Ia menegaskan bahwa Satpol PP selaku pengamanan Perda harus tegas mengambil sikap karena kasus ini merugikan daerah dari segi pajak yang tidak disetorkan, dampak lingkungan, dan kerusakan infrastruktur jalan (sumber: bantenekspres.id).
Karena begitu banyak dampak negatifnya terhadap kondisi sosial, keamanan, dan lingkungan hidup, para pengusaha galian tanah ini bisa dijerat hukum.
Makan Korban Jiwa
Menurut bantennews.co.id, pengusaha galian tanah di Lebak yang ugal-ugalan dan tidak peduli dengan keamanan warga sekitar bisa diseret ke meja hijau.

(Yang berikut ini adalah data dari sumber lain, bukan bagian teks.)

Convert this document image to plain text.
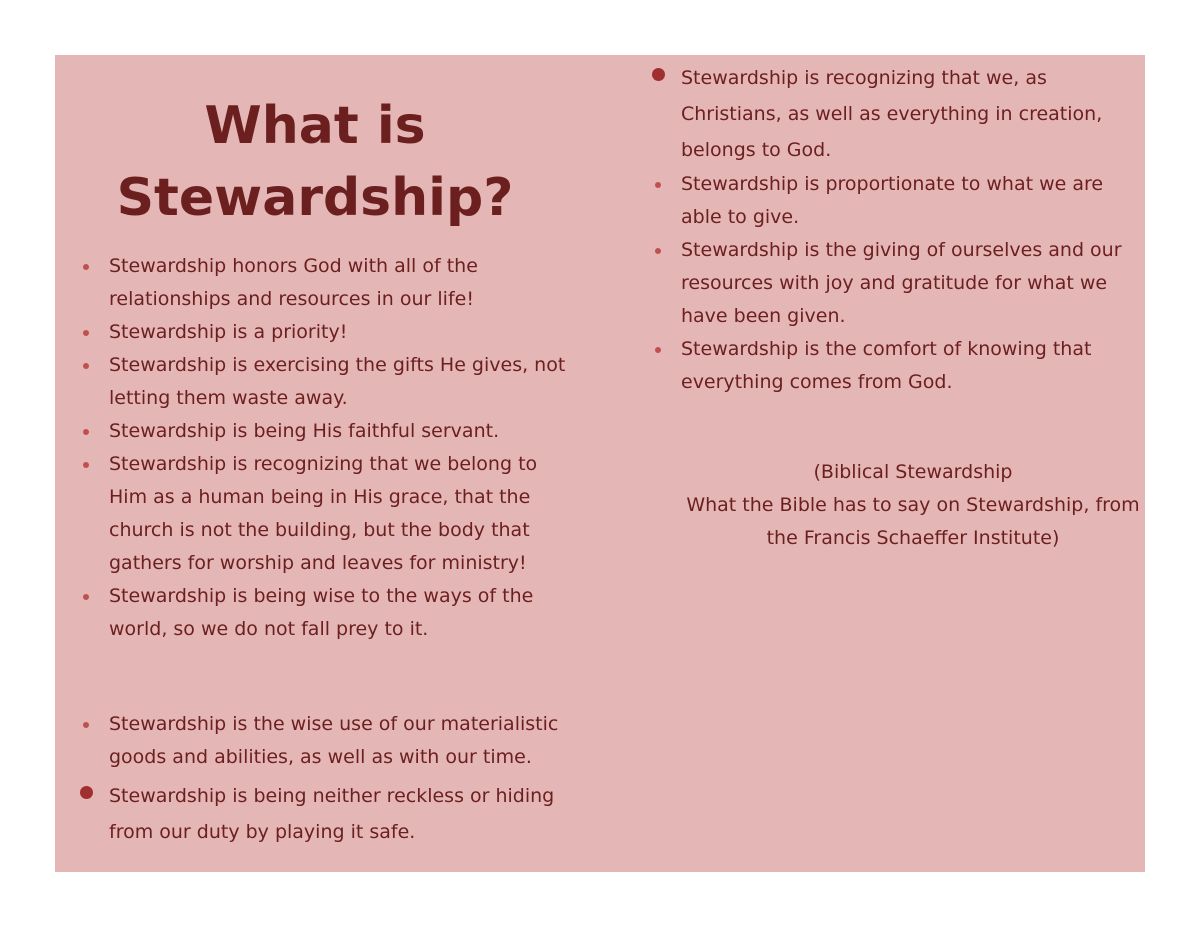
What is Stewardship?
Stewardship honors God with all of the relationships and resources in our life!
Stewardship is a priority!
Stewardship is exercising the gifts He gives, not letting them waste away.
Stewardship is being His faithful servant.
Stewardship is recognizing that we belong to Him as a human being in His grace, that the church is not the building, but the body that gathers for worship and leaves for ministry!
Stewardship is being wise to the ways of the world, so we do not fall prey to it.
Stewardship is the wise use of our materialistic goods and abilities, as well as with our time.
Stewardship is being neither reckless or hiding from our duty by playing it safe.
Stewardship is recognizing that we, as Christians, as well as everything in creation, belongs to God.
Stewardship is proportionate to what we are able to give.
Stewardship is the giving of ourselves and our resources with joy and gratitude for what we have been given.
Stewardship is the comfort of knowing that everything comes from God.
(Biblical Stewardship
What the Bible has to say on Stewardship, from the Francis Schaeffer Institute)
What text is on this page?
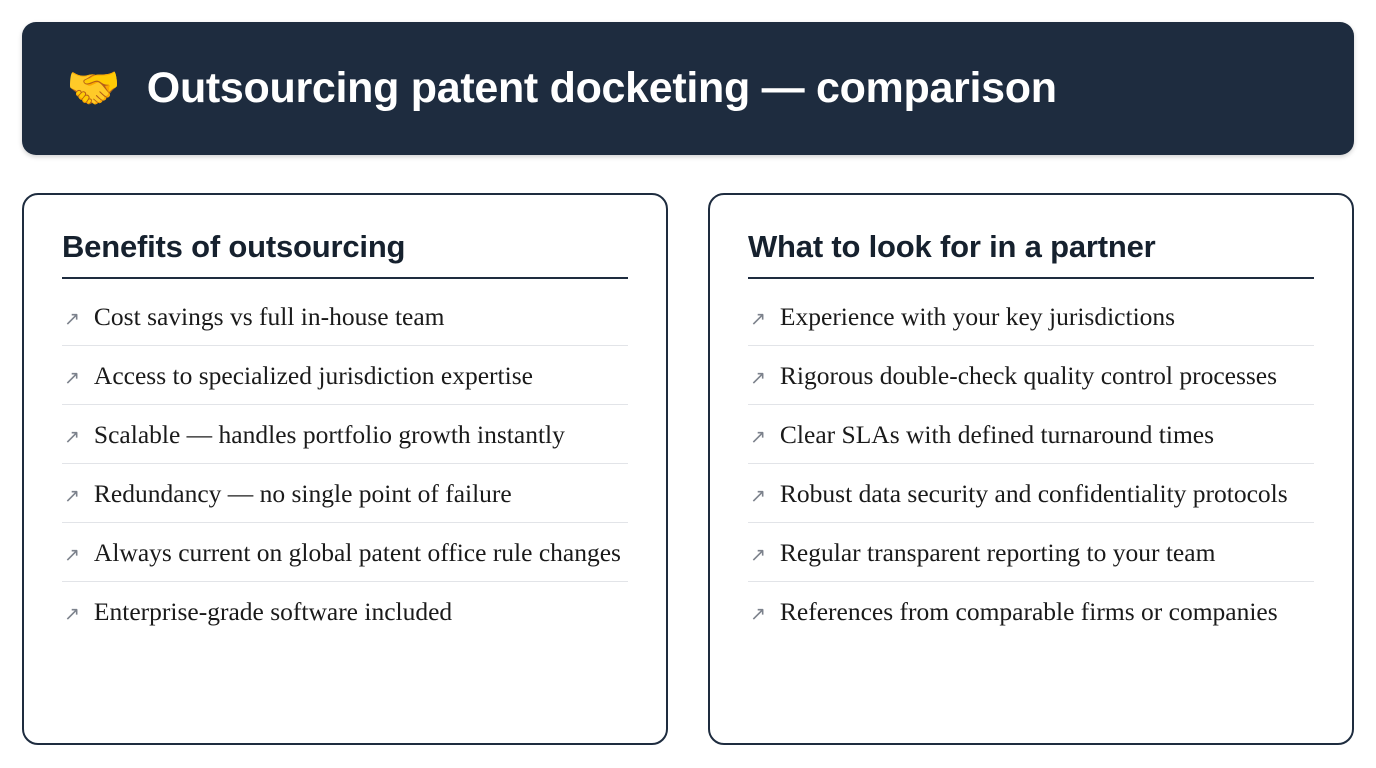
🤝 Outsourcing patent docketing — comparison
Benefits of outsourcing
↗ Cost savings vs full in-house team
↗ Access to specialized jurisdiction expertise
↗ Scalable — handles portfolio growth instantly
↗ Redundancy — no single point of failure
↗ Always current on global patent office rule changes
↗ Enterprise-grade software included
What to look for in a partner
↗ Experience with your key jurisdictions
↗ Rigorous double-check quality control processes
↗ Clear SLAs with defined turnaround times
↗ Robust data security and confidentiality protocols
↗ Regular transparent reporting to your team
↗ References from comparable firms or companies
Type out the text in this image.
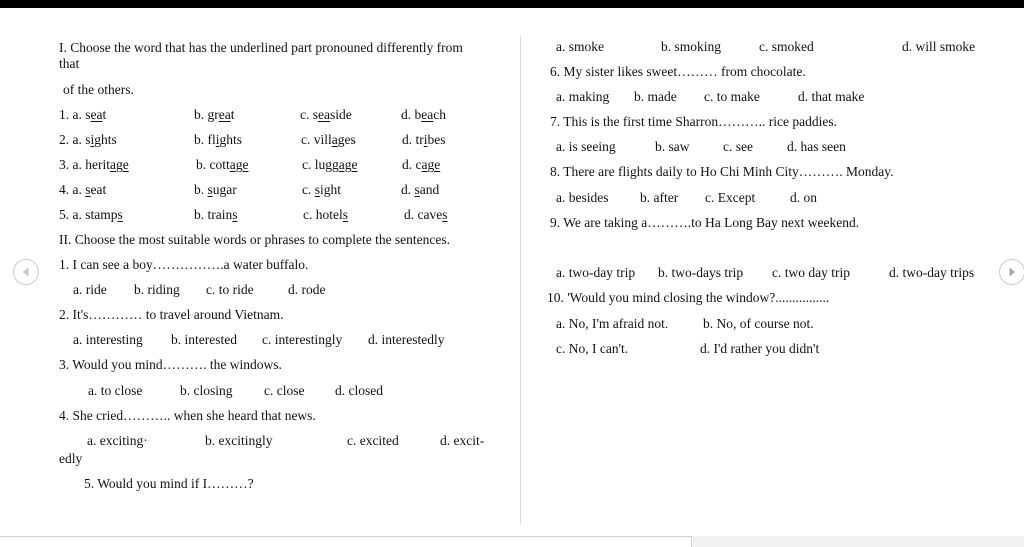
I. Choose the word that has the underlined part pronouned differently from
that
of the others.
1. a. seat	b. great	c. seaside	d. beach
2. a. sights	b. flights	c. villages	d. tribes
3. a. heritage	b. cottage	c. luggage	d. cage
4. a. seat	b. sugar	c. sight	d. sand
5. a. stamps	b. trains	c. hotels	d. caves
II. Choose the most suitable words or phrases to complete the sentences.
1. I can see a boy…………….a water buffalo.
a. ride b. riding c. to ride	d. rode
2. It's………… to travel around Vietnam.
a. interesting b. interested c. interestingly d. interestedly
3. Would you mind………. the windows.
a. to close	b. closing c. close d. closed
4. She cried……….. when she heard that news.
a. exciting·	b. excitingly	c. excited	d. excit-
edly
5. Would you mind if I………?
a. smoke	b. smoking	c. smoked	d. will smoke
6. My sister likes sweet……… from chocolate.
a. making b. made c. to make	d. that make
7. This is the first time Sharron……….. rice paddies.
a. is seeing	b. saw c. see	d. has seen
8. There are flights daily to Ho Chi Minh City………. Monday.
a. besides b. after c. Except	d. on
9. We are taking a……….to Ha Long Bay next weekend.
a. two-day trip b. two-days trip c. two day trip	d. two-day trips
10. 'Would you mind closing the window?................
a. No, I'm afraid not.	b. No, of course not.
c. No, I can't.	d. I'd rather you didn't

Apalagi setelah terjadinya kasus tewasnya dua siswa SMKN 1 Rangkasbitung akibat tenggelam di bekas galian pasir.
Kasus ini pun mendapat sorotan dari Direktur Eksekutif Lembaga Ekonomi Mahasiswa Islam (LEMI) Cabang Lebak, Muntadir.
Ia sangat menyayangkan sikap abai dan tak bertanggung jawab pengusaha galian pasir yang meninggalkan bekas tambang begitu saja tanpa melakukan reklamasi.
Padahal reklamasi merupakan kegiatan penting untuk memulihkan lingkungan pasca penambangan, sekitar 90 persen pertambangan di Kabupaten Lebak tidak melaksanakannya.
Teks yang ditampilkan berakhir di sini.